The new components have to be tested.
Pass the integration tests run automatically by the Travis Continuous Integration system.
Address a single issue or add a single item of functionality.
Contain a clean history of small, incremental, logically separate commits, with no merge commits.
Use clear commit messages.
Be possible to merge automatically.
MapStore 2 follows a strict coding style, enforced by ESLint rules.
The set of used rules can be found in the .eslintrc file, in the root folder of the project.
You can run the linter locally on your machine before committing using the lint
target:
$ npm lint
In addition, take care of adding the standard file header in each javascript / css added file, and update copyright years in modified ones.
This is the standard file header:
/*
* Copyright <year>, GeoSolutions Sas.
* All rights reserved.
*
* This source code is licensed under the BSD-style license found in the
* LICENSE file in the root directory of this source tree.
*/
It is strongly recommended that you run
$ npm test
before every commit. This will catch many problems quickly, and it is much faster than waiting for the Travis CI integration tests to run.
The test
build target runs a number of quick tests on your code.
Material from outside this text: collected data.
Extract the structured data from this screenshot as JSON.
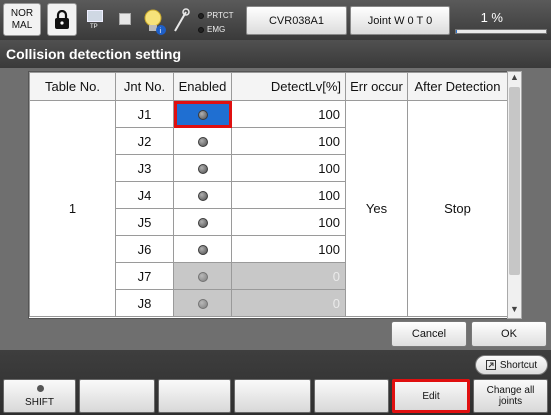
{
  "topbar": {
    "mode_label": "NOR\nMAL",
    "tp_label": "TP",
    "prtct_label": "PRTCT",
    "emg_label": "EMG",
    "program_label": "CVR038A1",
    "joint_label": "Joint  W 0 T 0",
    "speed_label": "1 %",
    "speed_percent": 1
  },
  "title": "Collision detection setting",
  "table": {
    "headers": [
      "Table No.",
      "Jnt No.",
      "Enabled",
      "DetectLv[%]",
      "Err occur",
      "After Detection"
    ],
    "table_no": "1",
    "err_occur": "Yes",
    "after_detection": "Stop",
    "rows": [
      {
        "jnt": "J1",
        "level": "100",
        "disabled": false
      },
      {
        "jnt": "J2",
        "level": "100",
        "disabled": false
      },
      {
        "jnt": "J3",
        "level": "100",
        "disabled": false
      },
      {
        "jnt": "J4",
        "level": "100",
        "disabled": false
      },
      {
        "jnt": "J5",
        "level": "100",
        "disabled": false
      },
      {
        "jnt": "J6",
        "level": "100",
        "disabled": false
      },
      {
        "jnt": "J7",
        "level": "0",
        "disabled": true
      },
      {
        "jnt": "J8",
        "level": "0",
        "disabled": true
      }
    ]
  },
  "buttons": {
    "cancel": "Cancel",
    "ok": "OK",
    "shortcut": "Shortcut"
  },
  "fkeys": {
    "f1": "SHIFT",
    "f2": "",
    "f3": "",
    "f4": "",
    "f5": "",
    "f6": "Edit",
    "f7": "Change all\njoints"
  },
  "colors": {
    "selected_cell": "#1f6fd2",
    "highlight": "#e01010",
    "speed_bar": "#2a73d0"
  }
}
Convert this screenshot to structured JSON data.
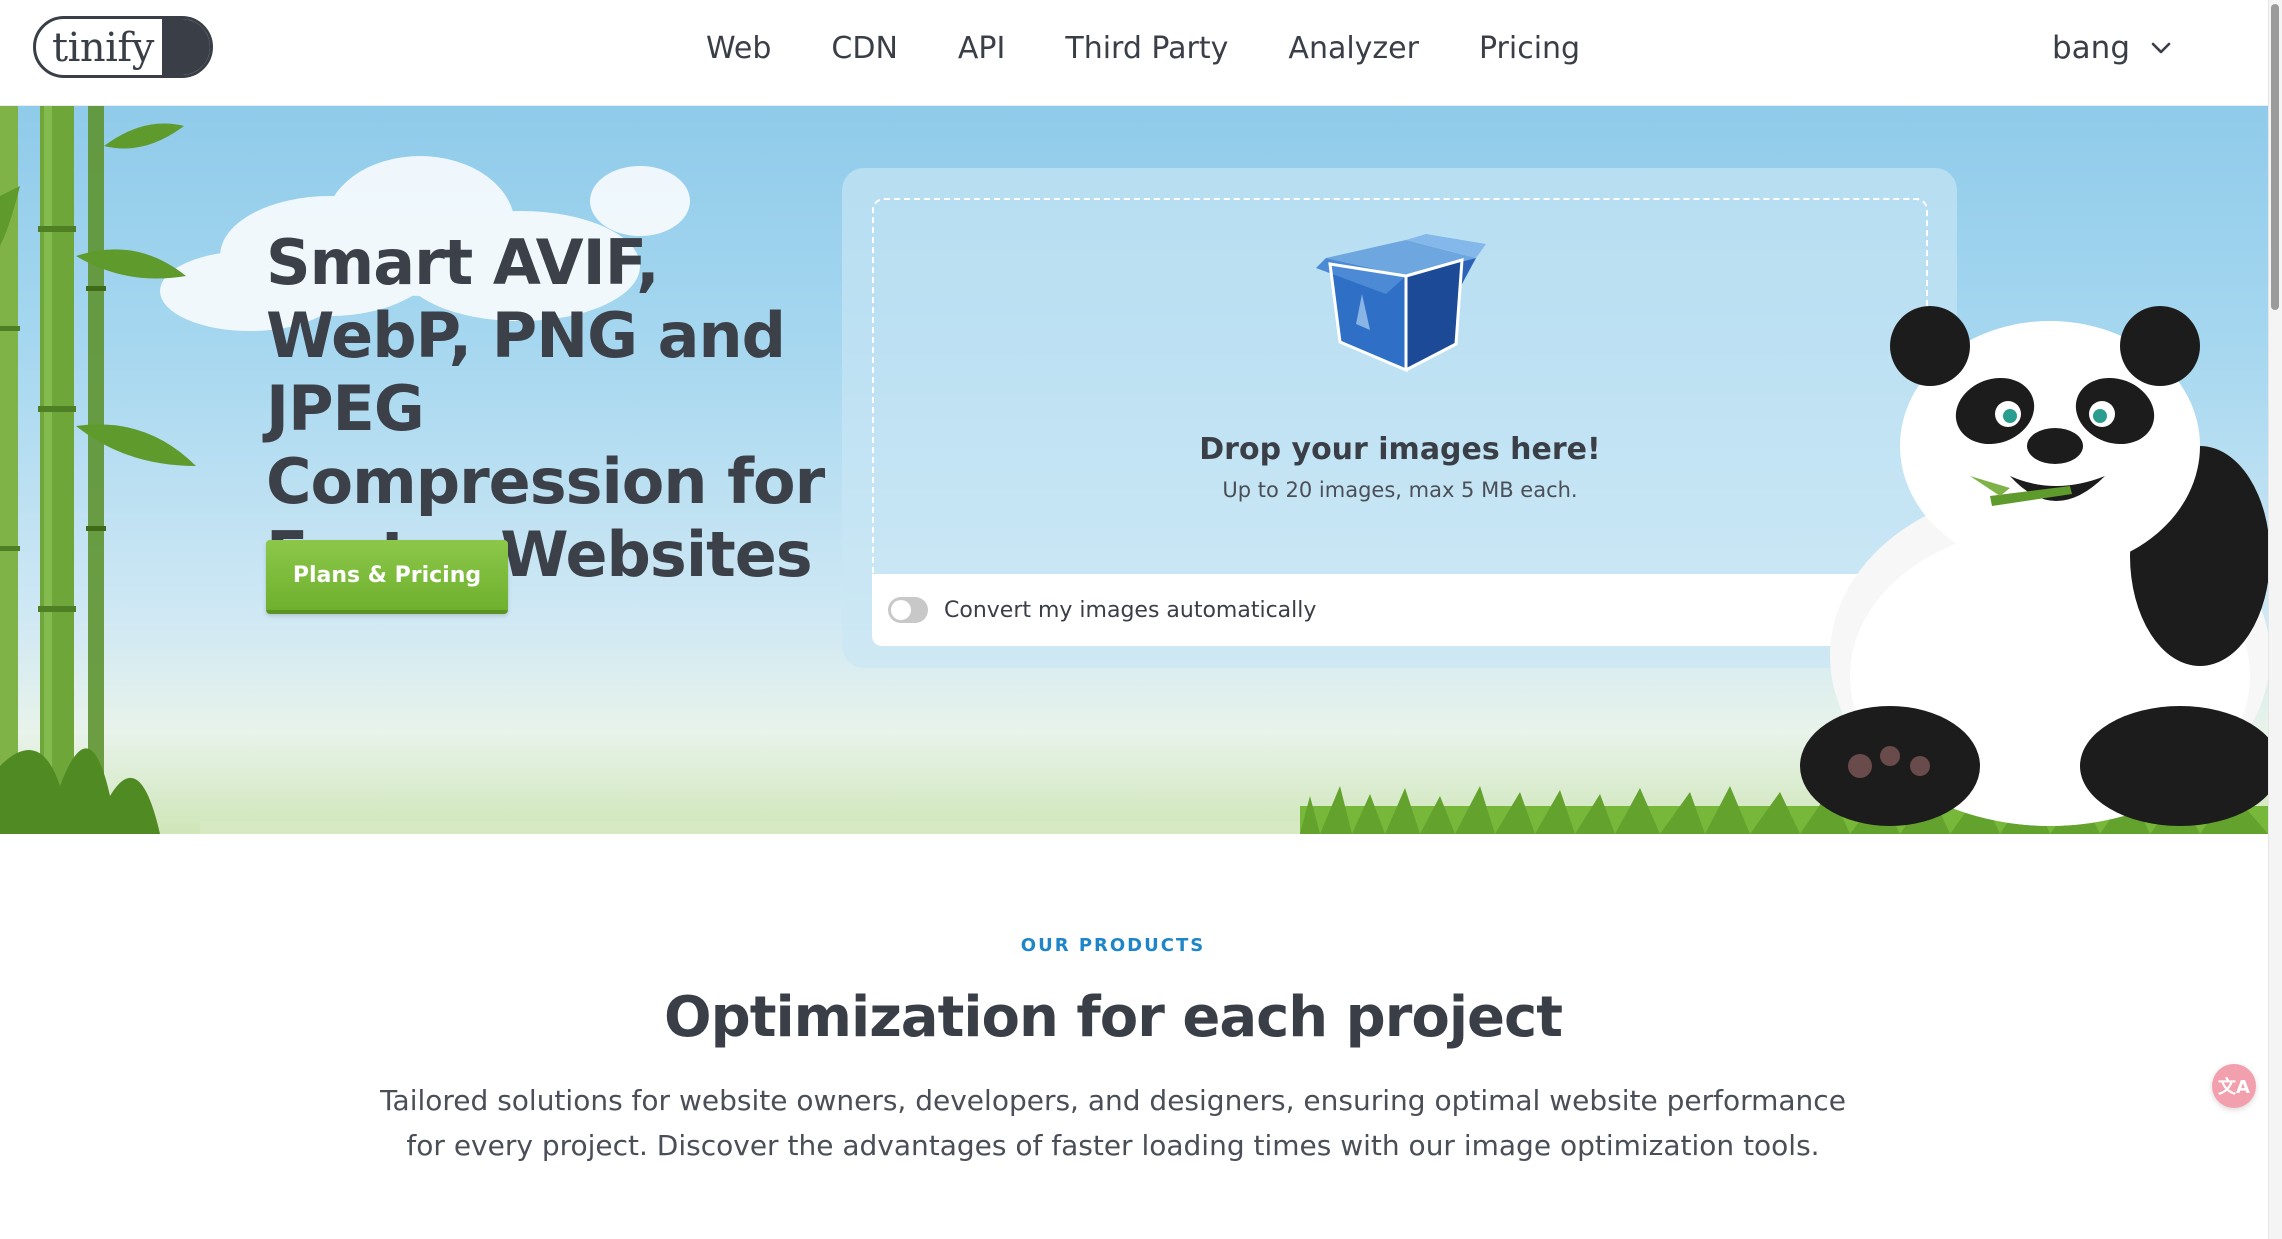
{
  "header": {
    "logo_text": "tinify",
    "nav": [
      "Web",
      "CDN",
      "API",
      "Third Party",
      "Analyzer",
      "Pricing"
    ],
    "user_name": "bang",
    "user_menu_icon": "chevron-down-icon"
  },
  "hero": {
    "title": "Smart AVIF, WebP, PNG and JPEG Compression for Faster Websites",
    "cta_label": "Plans & Pricing",
    "dropzone": {
      "icon": "open-box-icon",
      "title": "Drop your images here!",
      "subtitle": "Up to 20 images, max 5 MB each.",
      "convert_label": "Convert my images automatically",
      "convert_enabled": false
    }
  },
  "products": {
    "eyebrow": "OUR PRODUCTS",
    "title": "Optimization for each project",
    "description": "Tailored solutions for website owners, developers, and designers, ensuring optimal website performance for every project. Discover the advantages of faster loading times with our image optimization tools."
  },
  "floating": {
    "translate_label": "文A",
    "translate_icon": "translate-icon"
  },
  "colors": {
    "text_dark": "#3a3f47",
    "cta_green": "#76b835",
    "eyebrow_blue": "#1e86c8",
    "sky": "#a8d8f0"
  }
}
If possible, configure your editor to follow the coding conventions of the
library. A .editorconfig
file is included at the root of the repository that
can be used to configure whitespace and charset handling in your editor. See
that file for a description of the conventions. The EditorConfig site links to plugins for various editors.
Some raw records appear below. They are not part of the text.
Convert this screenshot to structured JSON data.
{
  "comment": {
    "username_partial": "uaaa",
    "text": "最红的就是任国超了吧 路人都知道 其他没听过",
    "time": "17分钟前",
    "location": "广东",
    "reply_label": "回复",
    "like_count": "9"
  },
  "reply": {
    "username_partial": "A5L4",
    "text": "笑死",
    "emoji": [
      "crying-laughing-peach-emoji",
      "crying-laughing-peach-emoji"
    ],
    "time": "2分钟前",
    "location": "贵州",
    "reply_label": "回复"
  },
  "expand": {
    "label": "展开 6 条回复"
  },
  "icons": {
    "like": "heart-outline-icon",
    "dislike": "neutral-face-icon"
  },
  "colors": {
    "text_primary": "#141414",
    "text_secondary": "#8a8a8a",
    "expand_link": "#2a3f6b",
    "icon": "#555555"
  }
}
The integration tests contain a number of automated checks to ensure that the
code follows the MapStore 2 style and does not break tests or examples. You
can run the integration tests locally using the test
target:
$ npm test
Please submit separate pull requests for separate issues. This allows each to be reviewed on its own merits.
The commit history explains to the reviewer the series of modifications to the code that you have made and breaks the overall contribution into a series of easily-understandable chunks. Any individual commit should not add more than one new class or one new function. Do not submit commits that change thousands of lines or that contain more than one distinct logical change. Trivial commits, e.g. to fix lint errors, should be merged into the commit that introduced the error. See the Atomic Commit Convention on Wikipedia for more detail.
git apply --patch
and git rebase
can help you create a clean commit
history.
Reviewboard.org
and Pro GIT have
explain how to use them.
Commit messages should be short, begin with a verb in the imperative, and contain no trailing punctuation. We follow http://tbaggery.com/2008/04/19/a-note-about-git-commit-messages.html for the formatting of commit messages.
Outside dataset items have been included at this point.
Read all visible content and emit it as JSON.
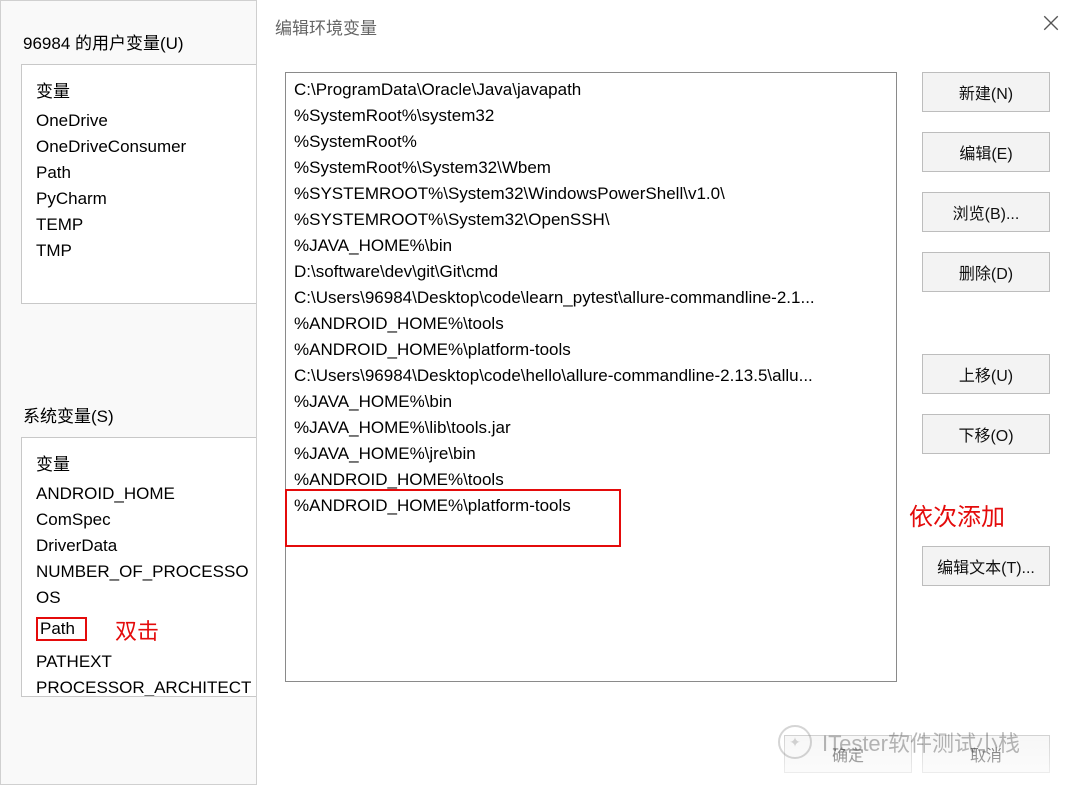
{
  "base": {
    "user_vars_label": "96984 的用户变量(U)",
    "user_vars_header": "变量",
    "user_vars": [
      "OneDrive",
      "OneDriveConsumer",
      "Path",
      "PyCharm",
      "TEMP",
      "TMP"
    ],
    "sys_vars_label": "系统变量(S)",
    "sys_vars_header": "变量",
    "sys_vars": [
      "ANDROID_HOME",
      "ComSpec",
      "DriverData",
      "NUMBER_OF_PROCESSO",
      "OS",
      "Path",
      "PATHEXT",
      "PROCESSOR_ARCHITECT"
    ],
    "annotation_doubleclick": "双击",
    "selected_sys_var": "Path"
  },
  "dialog": {
    "title": "编辑环境变量",
    "entries": [
      "C:\\ProgramData\\Oracle\\Java\\javapath",
      "%SystemRoot%\\system32",
      "%SystemRoot%",
      "%SystemRoot%\\System32\\Wbem",
      "%SYSTEMROOT%\\System32\\WindowsPowerShell\\v1.0\\",
      "%SYSTEMROOT%\\System32\\OpenSSH\\",
      "%JAVA_HOME%\\bin",
      "D:\\software\\dev\\git\\Git\\cmd",
      "C:\\Users\\96984\\Desktop\\code\\learn_pytest\\allure-commandline-2.1...",
      "%ANDROID_HOME%\\tools",
      "%ANDROID_HOME%\\platform-tools",
      "C:\\Users\\96984\\Desktop\\code\\hello\\allure-commandline-2.13.5\\allu...",
      "%JAVA_HOME%\\bin",
      "%JAVA_HOME%\\lib\\tools.jar",
      "%JAVA_HOME%\\jre\\bin",
      "%ANDROID_HOME%\\tools",
      "%ANDROID_HOME%\\platform-tools"
    ],
    "annotation_add": "依次添加",
    "buttons": {
      "new": "新建(N)",
      "edit": "编辑(E)",
      "browse": "浏览(B)...",
      "delete": "删除(D)",
      "moveup": "上移(U)",
      "movedown": "下移(O)",
      "edittext": "编辑文本(T)..."
    },
    "footer": {
      "ok": "确定",
      "cancel": "取消"
    }
  },
  "watermark": "ITester软件测试小栈"
}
Git commit message should look like:
Header line: explaining the commit in one line
Body of commit message is a few lines of text, explaining things
in more detail, possibly giving some background about the issue
being fixed, etc etc.
The body of the commit message can be several paragraphs, and
please do proper word-wrap and keep columns shorter than about
74 characters or so. That way "git log" will show things
nicely even when it's indented.
Further paragraphs come after blank lines.
Please keep the header line short, no more than 50 characters.
Occasionally other changes to master
might mean that your pull request cannot
be merged automatically. In this case you may need to rebase your branch on a
more recent master
, resolve any conflicts, and git push --force
to update
your branch so that it can be merged automatically.